Div/rem over select-of-constants

Consider the following code

template <typename T>
T div(T val, bool b) {
    T a = b ? 3 : 4;
    return val / a;

template <typename T>
T mod(T val, bool b) {
    T a = b ? 3 : 4;
    return val % a;

With -O3 and -ffast-math enabled, all outputs for different signed/unsigned integral type specializations emit div/idiv instruction. (-Os doesn’t affect it) This is a case that the div/rem can be folded into the select so that each branch can perform its own div-by-constant optimization, however I noticed that InstCombine intended to prevent folding here. (See
llvm/Transforms/InstCombine/InstCombineMulDivRem.cpp commonIRemTransforms and
llvm/test/Transforms/InstCombine/rem.ll srem_select_of_constants_divisor)
In commonIRemTransforms only if dividend is a constant then it is folded into select-of-constant divisor.

Is there any rationale for this design decision?

Also noticed another thing, probably belong to a different topic (x86 backend?) For 64-bit integral types, codegen tries to speculate if the dividend can fit 32-bit and branch into (i)divl, and this happens by default architecture (and architecture up to skylake if specified). If the point is to save instruction cycles if dividend fits in 32-bit, shouldn’t it be placed in the branch not taken path?

unsigned long div<unsigned long>(unsigned long, bool):                        # @unsigned long div<unsigned long>(unsigned long, bool)
        movq    %rdi, %rax
        movl    %esi, %edx
        movl    $4, %ecx
        subq    %rdx, %rcx
        movq    %rdi, %rdx
        shrq    $32, %rdx
        je      .LBB1_1
        xorl    %edx, %edx
        divq    %rcx
        xorl    %edx, %edx
        divl    %ecx

Regarding your first question: folding the div into the select can potentially increase the critical path length, so unless you know both branches after folding can be simplified, or if profile data exists, the simplification can happen with the hot branch – in your example when ‘4’ branch is hot.

The second one looks weird. GCC generates cleaner code. You may want to post the question in x86-backend group.

Want to clarify about the hot branch point – this works when combined with @apostolakis 's cmov optimization which will turn the select into branch.

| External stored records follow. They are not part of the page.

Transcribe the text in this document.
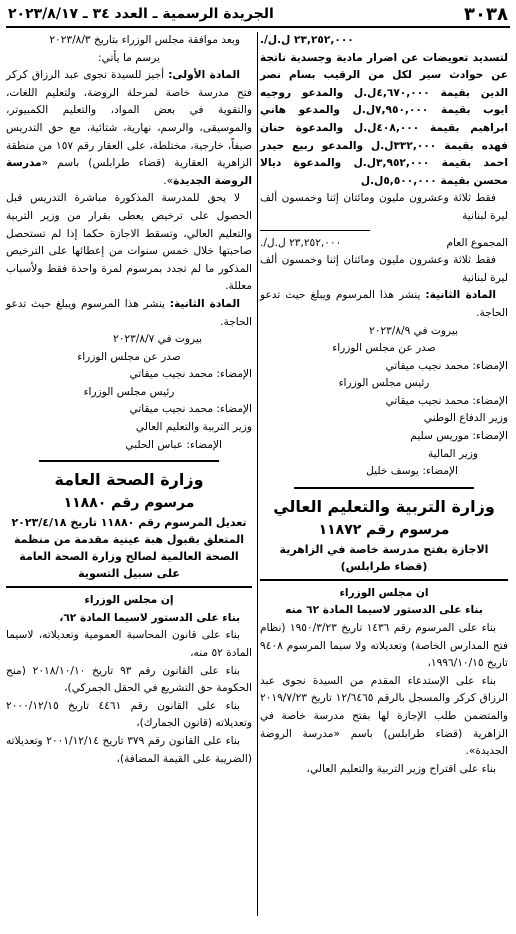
٣٠٣٨
الجريدة الرسمية ـ العدد ٣٤ ـ ٢٠٢٣/٨/١٧

٢٣,٢٥٢,٠٠٠ ل.ل/.

لتسديد تعويضات عن اضرار مادية وجسدية ناتجة عن حوادث سير لكل من الرقيب بسام نصر الدين بقيمة ٤,٦٧٠,٠٠٠ل.ل والمدعو روجيه ايوب بقيمة ٧,٩٥٠,٠٠٠ل.ل والمدعو هاني ابراهيم بقيمة ٤٠٨,٠٠٠ل.ل والمدعوة حنان فهده بقيمة ٣٣٢,٠٠٠ل.ل والمدعو ربيع حيدر احمد بقيمة ٣,٩٥٢,٠٠٠ل.ل والمدعوة ديالا محسن بقيمة ٥,٥٠٠,٠٠٠ل.ل

فقط ثلاثة وعشرون مليون ومائتان إثنا وخمسون ألف ليرة لبنانية

المجموع العام
٢٣,٢٥٢,٠٠٠ ل.ل/.

فقط ثلاثة وعشرون مليون ومائتان إثنا وخمسون ألف ليرة لبنانية

المادة الثانية: ينشر هذا المرسوم ويبلغ حيث تدعو الحاجة.

بيروت في ٢٠٢٣/٨/٩

صدر عن مجلس الوزراء

الإمضاء: محمد نجيب ميقاتي

رئيس مجلس الوزراء

الإمضاء: محمد نجيب ميقاتي

وزير الدفاع الوطني

الإمضاء: موريس سليم

وزير المالية

الإمضاء: يوسف خليل

وزارة التربية والتعليم العالي
مرسوم رقم ١١٨٧٢
الاجازة بفتح مدرسة خاصة في الزاهرية
(قضاء طرابلس)

ان مجلس الوزراء

بناء على الدستور لاسيما المادة ٦٢ منه

بناء على المرسوم رقم ١٤٣٦ تاريخ ١٩٥٠/٣/٢٣ (نظام فتح المدارس الخاصة) وتعديلاته ولا سيما المرسوم ٩٤٠٨ تاريخ ١٩٩٦/١٠/١٥،

بناء على الإستدعاء المقدم من السيدة نجوى عبد الرزاق كركر والمسجل بالرقم ١٢/٦٤٦٥ تاريخ ٢٠١٩/٧/٢٣ والمتضمن طلب الإجازة لها بفتح مدرسة خاصة في الزاهرية (قضاء طرابلس) باسم «مدرسة الروضة الجديدة».

بناء على اقتراح وزير التربية والتعليم العالي،

وبعد موافقة مجلس الوزراء بتاريخ ٢٠٢٣/٨/٣

يرسم ما يأتي:

المادة الأولى: أجيز للسيدة نجوى عبد الرزاق كركر فتح مدرسة خاصة لمرحلة الروضة، ولتعليم اللغات، والتقوية في بعض المواد، والتعليم الكمبيوتر، والموسيقى، والرسم، نهارية، شتائية، مع حق التدريس صيفاً، خارجية، مختلطة، على العقار رقم ١٥٧ من منطقة الزاهرية العقارية (قضاء طرابلس) باسم «مدرسة الروضة الجديدة».

لا يحق للمدرسة المذكورة مباشرة التدريس قبل الحصول على ترخيص يعطى بقرار من وزير التربية والتعليم العالي، وتسقط الاجازة حكما إذا لم تستحصل صاحبتها خلال خمس سنوات من إعطائها على الترخيص المذكور ما لم تجدد بمرسوم لمرة واحدة فقط ولأسباب معللة.

المادة الثانية: ينشر هذا المرسوم ويبلغ حيث تدعو الحاجة.

بيروت في ٢٠٢٣/٨/٧

صدر عن مجلس الوزراء

الإمضاء: محمد نجيب ميقاتي

رئيس مجلس الوزراء

الإمضاء: محمد نجيب ميقاتي

وزير التربية والتعليم العالي

الإمضاء: عباس الحلبي

وزارة الصحة العامة
مرسوم رقم ١١٨٨٠
تعديل المرسوم رقم ١١٨٨٠ تاريخ ٢٠٢٣/٤/١٨ المتعلق بقبول هبة عينية مقدمة من منظمة الصحة العالمية لصالح وزارة الصحة العامة على سبيل التسوية

إن مجلس الوزراء

بناء على الدستور لاسيما المادة ٦٢،

بناء على قانون المحاسبة العمومية وتعديلاته، لاسيما المادة ٥٢ منه،

بناء على القانون رقم ٩٣ تاريخ ٢٠١٨/١٠/١٠ (منح الحكومة حق التشريع في الحقل الجمركي)،

بناء على القانون رقم ٤٤٦١ تاريخ ٢٠٠٠/١٢/١٥ وتعديلاته (قانون الجمارك)،

بناء على القانون رقم ٣٧٩ تاريخ ٢٠٠١/١٢/١٤ وتعديلاته (الضريبة على القيمة المضافة)،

folding the div into the select can potentially increase the critical path length

I don’t see how this increase critical path length since we can detect if the BB coming into the PHI is part of a loop itself, and if not, then whether folding or not the instruction count on each path will be the same, and that’s the rationale of foldOpIntoPhi used in many places (and it even permits one incoming BB not being a constant).

It is true that folding into PHI will increase total instruction count (by a number of incoming edges - 1), but so is replacing div by power of 2 with two instructions.

You are right — what I said is not clear. It does increase dynamic instruction count and can potentially increase critical path length due to the increased resource pressure. For idiv, there is also cost related to operand setup etc, so it needs to be dealt with with more care.